One mother told her friends on Facebook, “Oh Andrew McFarlane, says it all….. never mind the fact that a child isn’t even recognised in law until it’s born, but an order is being made 🤔…interesting…..”.

Another mother who had been through care proceedings said, “It is inhumane. It’s unthinkable.”

Other parents thought that the idea suggested the President was a misogynist, while some posters took the view that the policy could lead to increased suicide rates and backstreet abortions. An issue which also concerned commentators was the possibility of the policy being abused to feed the adoption and fostering sectors by effectively securing babies for these markets. One poster wrote, “Not a problem if they take kids from lunatics but we know it’s another legal instrument [the family court] will abuse.”

A father on Facebook pointed out the confusion in law over parental rights and the rights of the court, “Fkn disgusting a father has no rights to a child before it’s born, but social services should have.
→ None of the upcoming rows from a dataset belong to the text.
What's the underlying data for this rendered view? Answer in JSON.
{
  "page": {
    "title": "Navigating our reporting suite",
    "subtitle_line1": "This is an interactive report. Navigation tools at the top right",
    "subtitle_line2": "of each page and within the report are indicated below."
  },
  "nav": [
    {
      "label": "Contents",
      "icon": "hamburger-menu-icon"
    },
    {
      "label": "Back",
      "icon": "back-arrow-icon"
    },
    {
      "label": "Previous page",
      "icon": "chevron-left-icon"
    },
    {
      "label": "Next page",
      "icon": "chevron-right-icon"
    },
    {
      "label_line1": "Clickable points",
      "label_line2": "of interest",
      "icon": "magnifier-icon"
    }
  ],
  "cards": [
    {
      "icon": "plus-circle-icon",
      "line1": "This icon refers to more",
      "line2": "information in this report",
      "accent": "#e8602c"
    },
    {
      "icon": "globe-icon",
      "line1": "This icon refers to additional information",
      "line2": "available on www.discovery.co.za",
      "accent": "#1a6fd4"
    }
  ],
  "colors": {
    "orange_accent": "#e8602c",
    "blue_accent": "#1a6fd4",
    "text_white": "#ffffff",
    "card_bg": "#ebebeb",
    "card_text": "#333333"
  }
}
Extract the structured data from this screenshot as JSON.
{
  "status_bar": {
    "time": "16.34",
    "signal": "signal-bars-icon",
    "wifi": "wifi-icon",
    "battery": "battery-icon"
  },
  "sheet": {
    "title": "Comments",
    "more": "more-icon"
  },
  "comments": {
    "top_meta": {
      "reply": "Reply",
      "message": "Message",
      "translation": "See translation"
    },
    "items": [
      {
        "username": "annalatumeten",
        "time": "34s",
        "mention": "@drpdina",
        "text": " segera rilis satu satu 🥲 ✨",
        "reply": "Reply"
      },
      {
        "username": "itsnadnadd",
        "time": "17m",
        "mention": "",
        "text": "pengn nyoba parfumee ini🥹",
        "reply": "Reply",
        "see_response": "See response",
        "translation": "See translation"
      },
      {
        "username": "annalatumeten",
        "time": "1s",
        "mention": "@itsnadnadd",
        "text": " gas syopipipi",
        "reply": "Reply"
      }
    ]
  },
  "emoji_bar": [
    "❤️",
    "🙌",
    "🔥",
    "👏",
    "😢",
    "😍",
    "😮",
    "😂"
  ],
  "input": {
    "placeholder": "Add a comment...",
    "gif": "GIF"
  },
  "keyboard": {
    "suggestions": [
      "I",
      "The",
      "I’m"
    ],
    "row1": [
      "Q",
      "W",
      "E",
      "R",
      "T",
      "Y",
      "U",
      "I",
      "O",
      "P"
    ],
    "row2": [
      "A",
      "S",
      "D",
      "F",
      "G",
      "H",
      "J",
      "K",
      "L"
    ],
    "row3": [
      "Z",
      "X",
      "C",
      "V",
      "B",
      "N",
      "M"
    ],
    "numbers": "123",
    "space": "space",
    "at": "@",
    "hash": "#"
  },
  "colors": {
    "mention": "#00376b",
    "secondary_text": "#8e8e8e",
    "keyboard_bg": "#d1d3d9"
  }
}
Has this fkn world gone mad?”

Some posters thought the policy was more suited to a story line in sci-fi series The X-Files.

McFarlane made his recommendation during a speech he gave at a conference for the Association of Lawyers for Children in Bristol. He told attendees:

“Irrespective of any practical difficulties that may arise in terms of listing and then conducting a court hearing during the first few days of a child’s life, there are, I believe, important principles of fairness and, frankly, humanity which may indicate that, in some cases, it would be in the interests of all concerned if some form of pre-birth court process could be undertaken…

Given the number of such cases which are now coming before the Family Court, and in the light of the real difficulties which some of these cases can generate, I wonder whether the time has come to consider some amendment to the statutory scheme to allow for the exercise of a prospective pre-birth jurisdiction in appropriate cases.”

While the President believes the idea of pre-birth court hearings is a humane alternative to what is currently on offer, this is not correct. Family court proceedings are deeply invasive and often cause families severe anxiety which can go on to create mental health disorders, like PTSD. The added emotional trauma and physical stress of having to undergo assessments and hearings during pregnancy will most certainly lead to women having miscarriages, or increasingly choosing to end their own lives.

What the President proposes will leave him with a great deal of blood on his hands.

Very many thanks to Michele Simmons for sharing this development with us.